Posts by vtgearhead

    Some of those little molded inline switches use extremely thin wire and might cause enough voltage drop to be a problem. I just went through this while setting up a RaspberryPi based computer. With the power supply (USB) plugged directly in it worked fine. With the switch (looks very similar to the one in the photo) in line it crashes repeatedly. Digital devices can be intolerant of marginal power.

    Android behavior in the lack of a DHCP server is not very helpful. One would hope that its network stack would soft-fail back to APIPA but that's not the case. iOS devices behave properly in this regard. I was able to work around it by manually configuring my Android tablet to use an arbitrary address in the APIPA range. The Android is a backup for my regular iPad so I'm not 100% confident it will remember those settings in the real world - all I know for sure is that it did in my practice room.

    The POE injector in my photo is a TP-LINK TL-POE150S. The black "brick" is the injector's power supply. The GL.iNet was powered from a USB port built into the power strip. I use past tense for a reason. That port couldn't supply enough current to reliably run the router and I was plagued with random drops and disconnects. Since then I've switched to a POE enabled router as replacement for the injector and access point. This new setup connects to my iPad through a Lightning-to-ethernet adapter. With no DHCP server in the picture I quickly discovered the Android issue. Again, the iPad works just fine.

    I may take another shot at using the access point with its own power supply (in addition to the inject), but that will require a new power strip with at least (3) outlets. But, in fairness, I'm more likely to pickup a gently used Kemper Stage and retire the current rack to my cellar.

    vtgearhead could you please contact support with your suggestion and also your DHCP-related findings?

    Done. FWIW, you need to add Android to the ticket screen OS pulldown. And, to be clear, the DHCP issue is an Android rather than a Kemper problem. The only way you can mitigate against it would be to have the Profiler itself become a DHCP server in the case where it gets no answer from DHCP discovery.

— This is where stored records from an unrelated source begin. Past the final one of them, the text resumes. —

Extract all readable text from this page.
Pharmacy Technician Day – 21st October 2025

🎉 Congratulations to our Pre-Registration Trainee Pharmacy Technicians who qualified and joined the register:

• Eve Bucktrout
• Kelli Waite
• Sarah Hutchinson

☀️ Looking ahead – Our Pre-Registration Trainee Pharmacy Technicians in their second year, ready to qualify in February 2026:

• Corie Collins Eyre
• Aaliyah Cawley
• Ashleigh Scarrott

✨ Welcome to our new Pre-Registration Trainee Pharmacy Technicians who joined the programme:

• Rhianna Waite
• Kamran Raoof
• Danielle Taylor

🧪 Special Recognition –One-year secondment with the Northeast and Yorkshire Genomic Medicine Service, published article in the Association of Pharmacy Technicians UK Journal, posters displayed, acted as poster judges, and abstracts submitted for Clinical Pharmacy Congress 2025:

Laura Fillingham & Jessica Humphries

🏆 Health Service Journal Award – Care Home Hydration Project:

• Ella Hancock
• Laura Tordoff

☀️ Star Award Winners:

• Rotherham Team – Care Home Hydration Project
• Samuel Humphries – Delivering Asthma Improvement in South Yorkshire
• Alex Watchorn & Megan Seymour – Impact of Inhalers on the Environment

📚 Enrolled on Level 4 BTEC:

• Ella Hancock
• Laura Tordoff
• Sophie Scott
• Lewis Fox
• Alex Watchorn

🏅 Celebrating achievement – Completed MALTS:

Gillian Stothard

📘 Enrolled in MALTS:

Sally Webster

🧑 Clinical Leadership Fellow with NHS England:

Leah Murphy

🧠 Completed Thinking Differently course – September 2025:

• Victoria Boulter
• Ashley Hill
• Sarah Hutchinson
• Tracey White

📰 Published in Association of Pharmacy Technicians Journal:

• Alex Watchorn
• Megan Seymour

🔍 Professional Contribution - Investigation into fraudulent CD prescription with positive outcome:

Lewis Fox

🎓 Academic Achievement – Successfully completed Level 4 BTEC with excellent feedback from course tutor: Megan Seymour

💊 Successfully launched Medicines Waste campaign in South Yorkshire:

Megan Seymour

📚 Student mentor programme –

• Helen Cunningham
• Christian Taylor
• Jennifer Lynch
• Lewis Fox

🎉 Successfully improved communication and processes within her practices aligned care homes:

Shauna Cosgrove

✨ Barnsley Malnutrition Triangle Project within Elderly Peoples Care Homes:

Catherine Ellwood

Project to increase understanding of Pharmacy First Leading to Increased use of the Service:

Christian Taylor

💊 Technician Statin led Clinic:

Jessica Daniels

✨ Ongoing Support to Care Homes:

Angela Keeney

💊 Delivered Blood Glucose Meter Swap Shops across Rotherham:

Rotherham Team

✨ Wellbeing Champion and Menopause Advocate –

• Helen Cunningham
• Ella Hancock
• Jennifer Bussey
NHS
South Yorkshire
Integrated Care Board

    I have a useability related suggestion for both iOS and Android implementations. It's very difficult to know whether 'Save Performance' button has been properly pressed! After losing edits a few times I've learned to wait and watch the Profiler screen to be sure I hit it cleanly. Please consider providing a pop-up on the RM UI to confirm the save?

    So far so good. Running RM on a Samsung Galaxy Tab A connected over OTG Ethernet to POE switch that serves a rack profiler and remote.

    If anyone else with a Tab A tries this there's a 'gotcha': The ethernet device defaults to DHCP on my version of Android (8.1.0), but since there is no DHCP server the profiler assigns itself an APIPA (aka link-local) IP address in the 169.254.x.x range. That would be fine if the Android network stack behaved correctly by dropping back to link-local - but unfortunately it does not and you get no connectivity. The workaround is to use static addressing. Give the tablet something in the correct range (e.g. /, make up a DNS server address (I used / and repeat the IP address as the default gateway. Save the configuration and all should be well. Since I have only the one Android device I do not know if this is common to all Android implementations.

    There are no such problems with iOS devices since Apple apparently knows how to read specifications.

    I use a small Wifi access point and POE injector to provide connectivity between my iPad and rack profiler. For venues where problems occur I keep a Lightning-to-ethernet adapter on hand. After updating to the current release version of 10.x the iOS Rig Manager can no longer connect to the profiler when running either wired or wireless. It appears to see the unit and pops up a box with its correct name and a "Connect" button. BUT, the connect button is grayed out and does nothing. This was working just fine before the update so it seems something has broken.

    Apple App store does not show any updates available, so I have to assume I'm running the latest manager software.

    UPDATE: Just after posting this I tried removing and reinstalling Rig Manager. That brought it right back to life. Hopefully someone else can benefit from my experience.

    I apologize if I misinterpreted your post.

    I did re-read it. Just now and more than once before my original post. You may not have intended to sound accusatory, but that's what it (still) reads like to me. Regardless, no worries. Thanks for replying to clarify.

    I went back and updated the post to make it clear I wasn't upset with Michael in the slightest.

    For 13 years, keeping a record of profile amp settings served absolutely no purpose. Suddenly liquid profiles exist and after a few weeks the makers are now becoming suspect? With Michael Britt, one of, if not the the most respected profile makers the one called out first?

    Please re-read my original post. I'm not "calling out" anyone and was simply wondering why I never received any response. The comment about proprietary was a WAG that in general there may be concerns about working artists detailing their control settings. It's because I have so much respect for Michael Britt that the lack of response puzzled me.

    I put in a question to this effect on Michael Britt's website but never received a response. I'm growing concerned that knob settings might be considered proprietary by working players. I have to believe he has a record of control settings. BTW, I am indeed a paying customer.

    UPDATE: In NO way am I complaining about Michael, for who's work I have great respect. Was more musing in general whether there might be vendors who consider the exact settings proprietary.

    I predict we'll see tone stack profiling in a future software release. It's not rocket science. If you assume the tone stack to be linear in response (a safe bet for 99.9% of cases) then it's a matter of prompting the user through setting changes as frequency response is measured repeatedly. Kemper has already solved the tough problem by being able to capture non-linear behavior.